Seulement voilà, il faudra faire avec les réfractaires, car «aux entrées de Porrentruy, les panneaux annonçant les festivités des 11 et 12 novembre et du week-end suivant ont été maculés de peinture rouge sang avec la mention «Je veux vivre», lit-on encore sur le site du Matin, qui a organisé un pour/contre.

Pour: Katia Morosoli, marché de la Saint-Martin, Porrentruy:

«Il faut en manger, parce que le cochon, c’est rudement bon, surtout s’il est bien cuisiné. Sa viande est pleine de vitamines qui donnent de l’énergie. En Ajoie, les élevages ne posent aucun problème: les porcs sont bien traités. Il faut oublier l’image du cochon suspendu et égorgé à la ferme. Pour certains agriculteurs, ce sont leurs bébés! […] Ce qui me chagrine, c’est le vandalisme commis sur nos cinq panneaux, qui venaient d’être repeints. […] Nous avons immédiatement réparé les dégâts et l’attaque ne s’est pas répétée, ce qui suggère que la hache de guerre n’est pas déterrée.»

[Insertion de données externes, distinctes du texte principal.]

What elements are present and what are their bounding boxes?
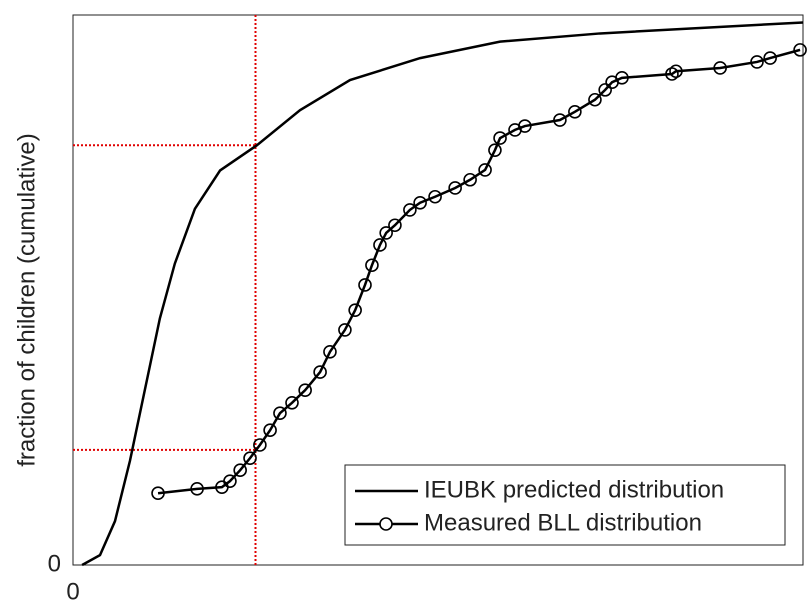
legend-label: IEUBK predicted distribution bbox=[424, 476, 724, 503]
series-line bbox=[158, 50, 800, 493]
legend-label: Measured BLL distribution bbox=[424, 509, 702, 536]
y-axis-label: fraction of children (cumulative) bbox=[13, 133, 40, 466]
chart: fraction of children (cumulative) 00 IEUB… bbox=[0, 0, 807, 603]
y-tick-label: 0 bbox=[48, 550, 61, 577]
legend-marker bbox=[380, 518, 392, 530]
x-tick-label: 0 bbox=[66, 578, 79, 603]
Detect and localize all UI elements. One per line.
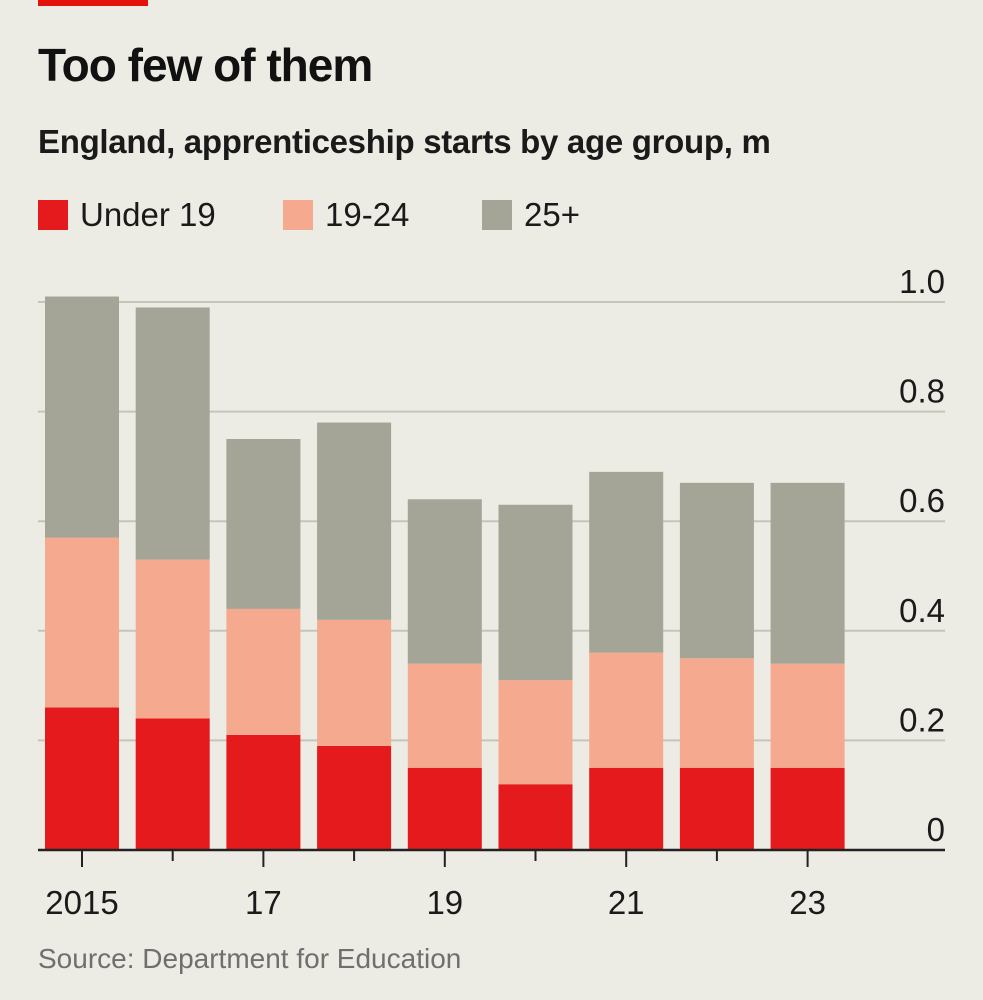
bar-2015-25-	[45, 296, 119, 538]
bar-2020-25-	[498, 504, 573, 681]
brand-accent-bar	[38, 0, 148, 6]
bar-2022-19-24	[679, 658, 754, 768]
y-tick-label-0.8: 0.8	[899, 373, 945, 410]
bar-2015-under-19	[45, 707, 119, 850]
bar-2017-under-19	[226, 734, 301, 850]
legend-item-25-plus: 25+	[482, 196, 580, 234]
bar-2021-19-24	[589, 652, 664, 768]
bar-2023-under-19	[770, 767, 845, 850]
bar-2016-19-24	[135, 559, 210, 719]
bar-2022-25-	[679, 482, 754, 659]
y-tick-label-1.0: 1.0	[899, 263, 945, 300]
x-tick-label-17: 17	[245, 884, 282, 921]
legend-label-19-24: 19-24	[325, 196, 410, 233]
bar-2017-25-	[226, 439, 301, 609]
x-tick-label-23: 23	[789, 884, 826, 921]
legend-swatch-under-19	[38, 200, 68, 230]
bar-2018-under-19	[317, 745, 392, 850]
y-tick-label-0.6: 0.6	[899, 482, 945, 519]
y-tick-label-0: 0	[927, 811, 945, 848]
bar-2018-19-24	[317, 619, 392, 746]
bar-2016-under-19	[135, 718, 210, 850]
bar-2018-25-	[317, 422, 392, 620]
source-note: Source: Department for Education	[38, 943, 462, 974]
bar-2019-under-19	[407, 767, 482, 850]
bar-2019-19-24	[407, 663, 482, 768]
legend-swatch-25-plus	[482, 200, 512, 230]
chart-title: Too few of them	[38, 39, 373, 91]
bar-2015-19-24	[45, 537, 119, 708]
bar-2017-19-24	[226, 608, 301, 735]
bar-2019-25-	[407, 499, 482, 664]
bar-2021-under-19	[589, 767, 664, 850]
x-tick-label-21: 21	[608, 884, 645, 921]
x-tick-label-2015: 2015	[45, 884, 118, 921]
chart-subtitle: England, apprenticeship starts by age gr…	[38, 123, 771, 160]
legend-item-19-24: 19-24	[283, 196, 409, 234]
bar-2020-under-19	[498, 784, 573, 850]
legend-label-under-19: Under 19	[80, 196, 216, 233]
y-tick-label-0.4: 0.4	[899, 592, 945, 629]
legend-label-25-plus: 25+	[524, 196, 580, 233]
bar-2020-19-24	[498, 680, 573, 785]
x-tick-label-19: 19	[426, 884, 463, 921]
legend-item-under-19: Under 19	[38, 196, 216, 234]
bar-2023-25-	[770, 482, 845, 664]
legend-swatch-19-24	[283, 200, 313, 230]
bar-2021-25-	[589, 471, 664, 653]
bar-2022-under-19	[679, 767, 754, 850]
bar-2016-25-	[135, 307, 210, 560]
y-tick-label-0.2: 0.2	[899, 701, 945, 738]
bar-2023-19-24	[770, 663, 845, 768]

Contre: Laïla Corradetti, association Pour l’égalité animale (PEA) Jura:

«Ce qui me déplaît, c’est que l’imagerie et la sémantique utilisées à la Saint-Martin supposent que le cochon va se régaler, alors que c’est lui qui régale, puisqu’il va se faire manger. A table, les convives ont l’impression qu’ils ne mangent pas du cochon, mais du boudin, de la gelée et des atriaux. Cette terminologie est éloignée de l’animal par hypocrisie: on se déresponsabilise ainsi de la mort de l’animal. […] C’est merveilleux de se retrouver dans la joie entre amis. Mais pourquoi sacrifier des animaux qui ont le droit de vivre libres, sans souffrir? […] Je regrette cette bouchoyade, mais il n’est pas question d’organiser une action contre la Saint-Martin. On n’est en guerre contre personne et on ne va pas dénigrer ceux qui passent un bon moment. Celui ou ceux qui ont commis une action citoyenne contre les panneaux posés au bord des routes ont agi à titre personnel. Je n’encourage pas les actions qui énervent et qui apeurent, en induisant une notion de rejet.»

A ce stade, la réconciliation paraît lointaine, voire peu probable. Même si dans Le Quotidien Jurassien, le président de l’Amicale des vieilles traditions de Grandfontaine, Bernard Vuillaume, prétend que la tradition «se perd»: «De nos jours, les festivités n’ont plus rien à voir avec cette tradition, comme les marches gourmandes qui sont organisées. Les gens vont moins manger la Saint-Martin au restaurant.» On y apprend aussi que «des cochons réalisés en bottes de paille ont été barbouillés dans la nuit de mercredi à jeudi dans les alentours de Chevenez. «Tagués ou privés de leurs oreilles et de leur queue.» Le président des sociétés réunies de Haute-Ajoie «estime que ces actes sont irréfléchis».

Mais ce qui est dingue, c’est que la même Christine Salvadé, citée plus haut, pourrait finalement réécrire mot pour mot ce qu’elle avait dit dans Le Nouveau Quotidien en 1993: «On dit qu’en novembre, les Ajoulots ne vivent que pour la cochonnaille et le HC Ajoie. Eux prétendent qu’on dit n’importe quoi. Mais ne vous y fiez pas. Ailleurs et il y a longtemps, on criait: «Du pain et des jeux.» Aujourd’hui, dans le district de Porrentruy, quand le brouillard envahit la plaine de Courtedoux, on croit entendre le Creugenat, la rivière souterraine, susurrer entre deux sorties: «Du cochon et des pucks.»